Henry left college to start his first business, Mobile City, an on-demand laundry service and carved out a niche in Film and TV Productions, at only 18 years old. His Harlem-based dry cleaning service was handling wardrobe for Boardwalk Empire, The Wolf of Wall Street and Law & Order SVU. He had on-demand app developed so his business could provide laundry pick-up and other home services to the under-served people in the community. Within two years, he bootstrapped the business and successfully sold the company to a competitor. One of the best feelings was being able to give his parents the surprise of a lifetime when presented a cheque after the sale. Scrappy, driven and passionate Henry notes, “the market doesn’t care about anything other than what you put out”.

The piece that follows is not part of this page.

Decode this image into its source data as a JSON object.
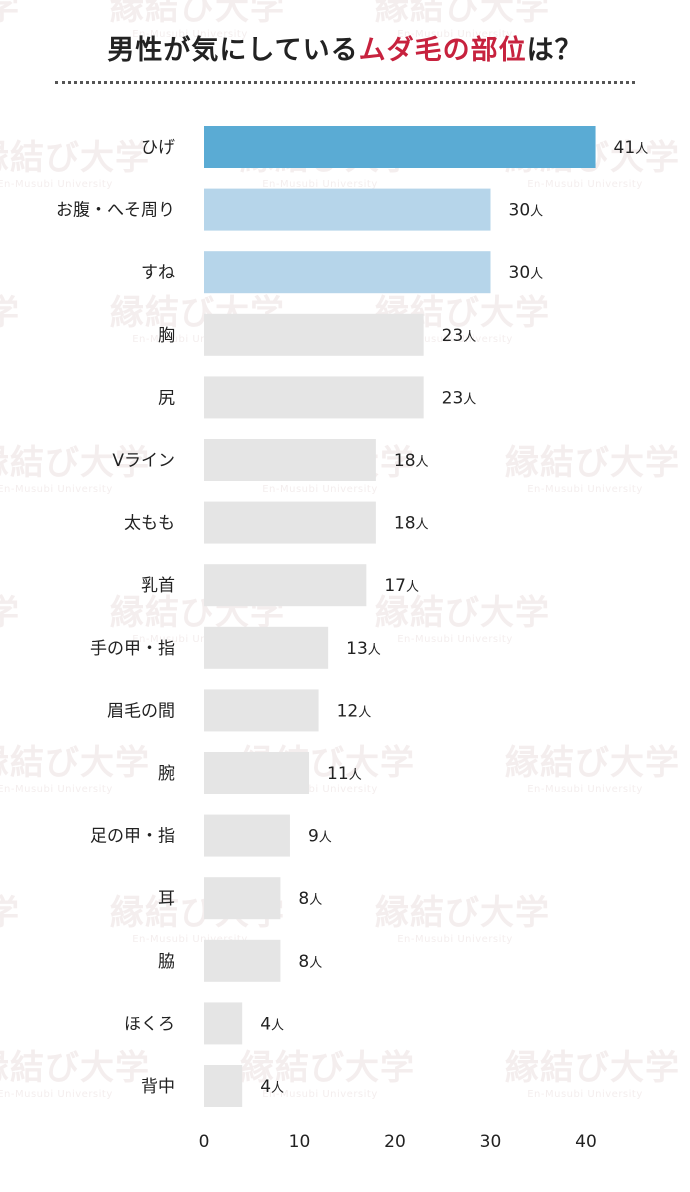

After the sale of Mobile City, Henry had some runway and different options to decide on what route to take next. Cofound Harlem started as a meet up group to discuss cool stuff happening in the community over wings and beer. Even at the beginning, it was essentially an incubator for great minds to congregate and get involved in the neighbourhood. The movement grew and it became apparent that a business model was needed to ensure the energy didn’t fizzle out. What Henry started out with was a not for profit operation, no cash in, and no equity out. But he learned that in order to make the kind of impact he wanted to make in the community he had to invest actual capital. Today, Henry is also a minority owner of a venture firm called Harlem Capital Partners.

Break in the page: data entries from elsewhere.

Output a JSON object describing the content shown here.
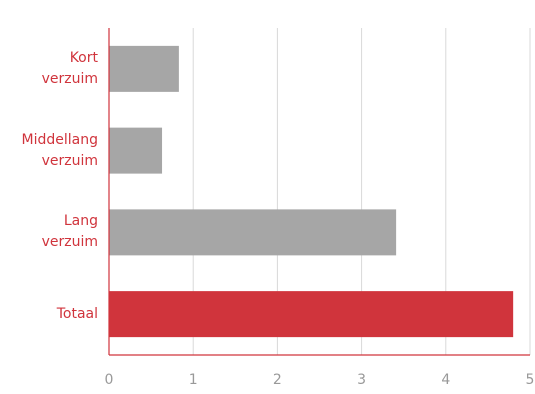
{
  "chart_data": {
    "type": "bar",
    "orientation": "horizontal",
    "categories": [
      "Kort verzuim",
      "Middellang verzuim",
      "Lang verzuim",
      "Totaal"
    ],
    "values": [
      0.83,
      0.63,
      3.41,
      4.8
    ],
    "colors": [
      "#a6a6a6",
      "#a6a6a6",
      "#a6a6a6",
      "#d0343c"
    ],
    "xlim": [
      0,
      5
    ],
    "xticks": [
      0,
      1,
      2,
      3,
      4,
      5
    ],
    "grid": true
  }
}
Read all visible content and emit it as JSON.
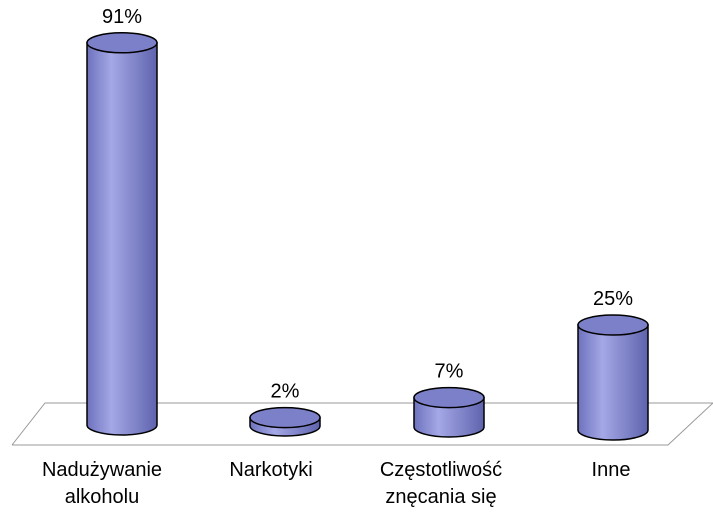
{
  "chart_data": {
    "type": "bar",
    "categories": [
      "Nadużywanie alkoholu",
      "Narkotyki",
      "Częstotliwość znęcania się",
      "Inne"
    ],
    "values": [
      91,
      2,
      7,
      25
    ],
    "value_labels": [
      "91%",
      "2%",
      "7%",
      "25%"
    ],
    "color": "#7c80c9"
  }
}
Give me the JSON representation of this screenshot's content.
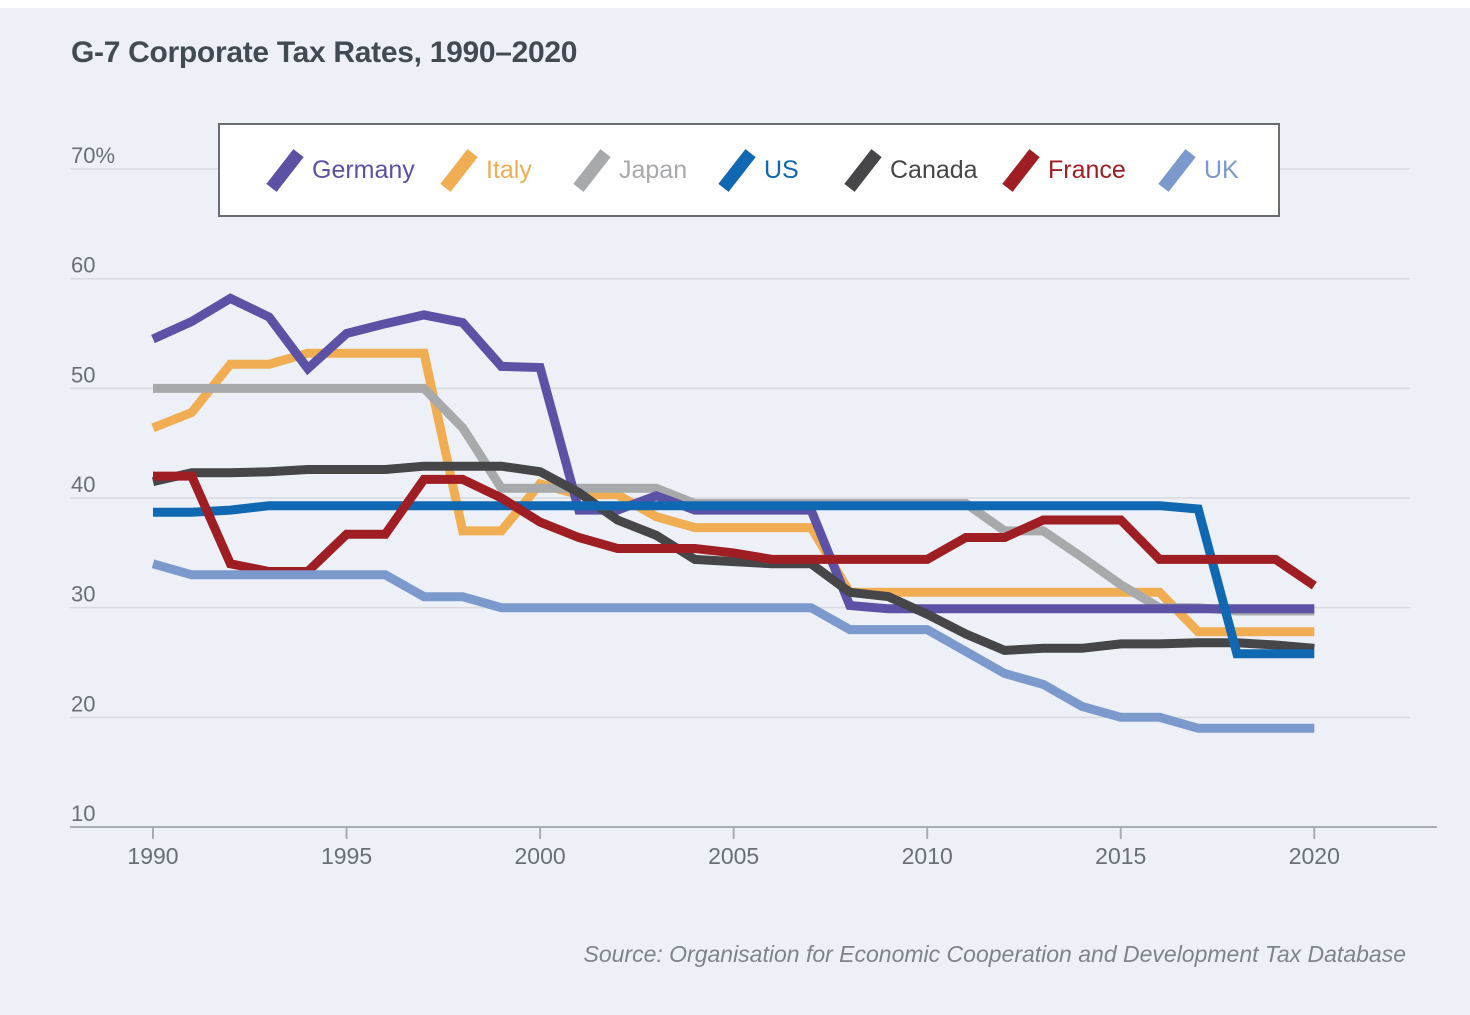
{
  "page": {
    "title": "G-7 Corporate Tax Rates, 1990–2020",
    "source": "Source: Organisation for Economic Cooperation and Development Tax Database",
    "background_color": "#edf1f7",
    "title_color": "#424a52",
    "source_color": "#7d838a"
  },
  "axes_style": {
    "gridline_color": "#d7dbe0",
    "axis_line_color": "#a6adb5",
    "tick_label_color": "#686f76"
  },
  "chart_data": {
    "type": "line",
    "title": "G-7 Corporate Tax Rates, 1990–2020",
    "xlabel": "",
    "ylabel": "",
    "unit": "percent",
    "grid": "horizontal",
    "legend_position": "top",
    "xlim": [
      1990,
      2020
    ],
    "ylim": [
      10,
      70
    ],
    "x_ticks": [
      1990,
      1995,
      2000,
      2005,
      2010,
      2015,
      2020
    ],
    "y_ticks": [
      {
        "label": "70%",
        "value": 70
      },
      {
        "label": "60",
        "value": 60
      },
      {
        "label": "50",
        "value": 50
      },
      {
        "label": "40",
        "value": 40
      },
      {
        "label": "30",
        "value": 30
      },
      {
        "label": "20",
        "value": 20
      },
      {
        "label": "10",
        "value": 10
      }
    ],
    "years": [
      1990,
      1991,
      1992,
      1993,
      1994,
      1995,
      1996,
      1997,
      1998,
      1999,
      2000,
      2001,
      2002,
      2003,
      2004,
      2005,
      2006,
      2007,
      2008,
      2009,
      2010,
      2011,
      2012,
      2013,
      2014,
      2015,
      2016,
      2017,
      2018,
      2019,
      2020
    ],
    "series": [
      {
        "name": "Germany",
        "color": "#5b51a5",
        "values": [
          54.5,
          56.1,
          58.2,
          56.5,
          51.8,
          55.0,
          55.9,
          56.7,
          56.0,
          52.0,
          51.9,
          38.9,
          38.9,
          40.2,
          38.9,
          38.9,
          38.9,
          38.9,
          30.2,
          29.9,
          29.9,
          29.9,
          29.9,
          29.9,
          29.9,
          29.9,
          29.9,
          29.9,
          29.9,
          29.9,
          29.9
        ]
      },
      {
        "name": "Italy",
        "color": "#f0ad52",
        "values": [
          46.4,
          47.8,
          52.2,
          52.2,
          53.2,
          53.2,
          53.2,
          53.2,
          37.0,
          37.0,
          41.3,
          40.3,
          40.3,
          38.3,
          37.3,
          37.3,
          37.3,
          37.3,
          31.4,
          31.4,
          31.4,
          31.4,
          31.4,
          31.4,
          31.4,
          31.4,
          31.4,
          27.8,
          27.8,
          27.8,
          27.8
        ]
      },
      {
        "name": "Japan",
        "color": "#a7a9ab",
        "values": [
          50.0,
          50.0,
          50.0,
          50.0,
          50.0,
          50.0,
          50.0,
          50.0,
          46.4,
          40.9,
          40.9,
          40.9,
          40.9,
          40.9,
          39.5,
          39.5,
          39.5,
          39.5,
          39.5,
          39.5,
          39.5,
          39.5,
          37.0,
          37.0,
          34.6,
          32.1,
          30.0,
          30.0,
          29.7,
          29.7,
          29.7
        ]
      },
      {
        "name": "US",
        "color": "#0f68b1",
        "values": [
          38.7,
          38.7,
          38.9,
          39.3,
          39.3,
          39.3,
          39.3,
          39.3,
          39.3,
          39.3,
          39.3,
          39.3,
          39.3,
          39.3,
          39.3,
          39.3,
          39.3,
          39.3,
          39.3,
          39.3,
          39.3,
          39.3,
          39.3,
          39.3,
          39.3,
          39.3,
          39.3,
          39.0,
          25.8,
          25.8,
          25.8
        ]
      },
      {
        "name": "Canada",
        "color": "#464649",
        "values": [
          41.5,
          42.3,
          42.3,
          42.4,
          42.6,
          42.6,
          42.6,
          42.9,
          42.9,
          42.9,
          42.4,
          40.5,
          38.0,
          36.6,
          34.4,
          34.2,
          34.0,
          34.0,
          31.4,
          31.0,
          29.4,
          27.6,
          26.1,
          26.3,
          26.3,
          26.7,
          26.7,
          26.8,
          26.8,
          26.6,
          26.3
        ]
      },
      {
        "name": "France",
        "color": "#9e1e24",
        "values": [
          42.0,
          42.0,
          34.0,
          33.3,
          33.3,
          36.7,
          36.7,
          41.7,
          41.7,
          40.0,
          37.8,
          36.4,
          35.4,
          35.4,
          35.4,
          35.0,
          34.4,
          34.4,
          34.4,
          34.4,
          34.4,
          36.4,
          36.4,
          38.0,
          38.0,
          38.0,
          34.4,
          34.4,
          34.4,
          34.4,
          32.0
        ]
      },
      {
        "name": "UK",
        "color": "#7c99cd",
        "values": [
          34,
          33,
          33,
          33,
          33,
          33,
          33,
          31,
          31,
          30,
          30,
          30,
          30,
          30,
          30,
          30,
          30,
          30,
          28,
          28,
          28,
          26,
          24,
          23,
          21,
          20,
          20,
          19,
          19,
          19,
          19
        ]
      }
    ],
    "draw_order": [
      "Italy",
      "Japan",
      "Germany",
      "Canada",
      "US",
      "France",
      "UK"
    ]
  }
}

Harlem’s Entrepreneurial ecosystem has grown significantly since Henry started his enterprising journey. There are now six co-working spaces in Harlem, several colleges in the area have added entrepreneurial programs, and with Harlem capital his mission has expanded from incubate 100 companies to invest in 1000 diverse founders over the next 20 years. Henry is not just building a business he’s building a community and encouraging generational wealth. Harlem Capital has looked at over 200 companies and invested in six within a one-year period, which is unusually active. They have signalled to the market that they are here, and that they are ready to deploy capital and change the face of entrepreneurship.
Meanwhile, Henry has been steadily building his personal brand and has signed on to a top talent agency, which has opened new doors of possibility for him. It’s amazing “I’ve been in this entrepreneurial bucket for so long I almost forgot I had other interests”. The talent agency has been very supportive and encouraged Henry to cultivate his creative seeds. The music bug has seemingly returned, and Henry plans to release an album in a few years. He himself doesn’t watch much TV, but says he appreciates it as a medium to tell a story and convey a serious message n a funny way. The possibility to executive produce a TV show in the near future is very real.
As a creative, Henry’s desire is to fully express himself. In Jazz, that involves mastery of the instrument. Right now his creative channel is business, and what’s beautiful about business is you can always loop in other things, explore other interests and industries and continue creating your own path.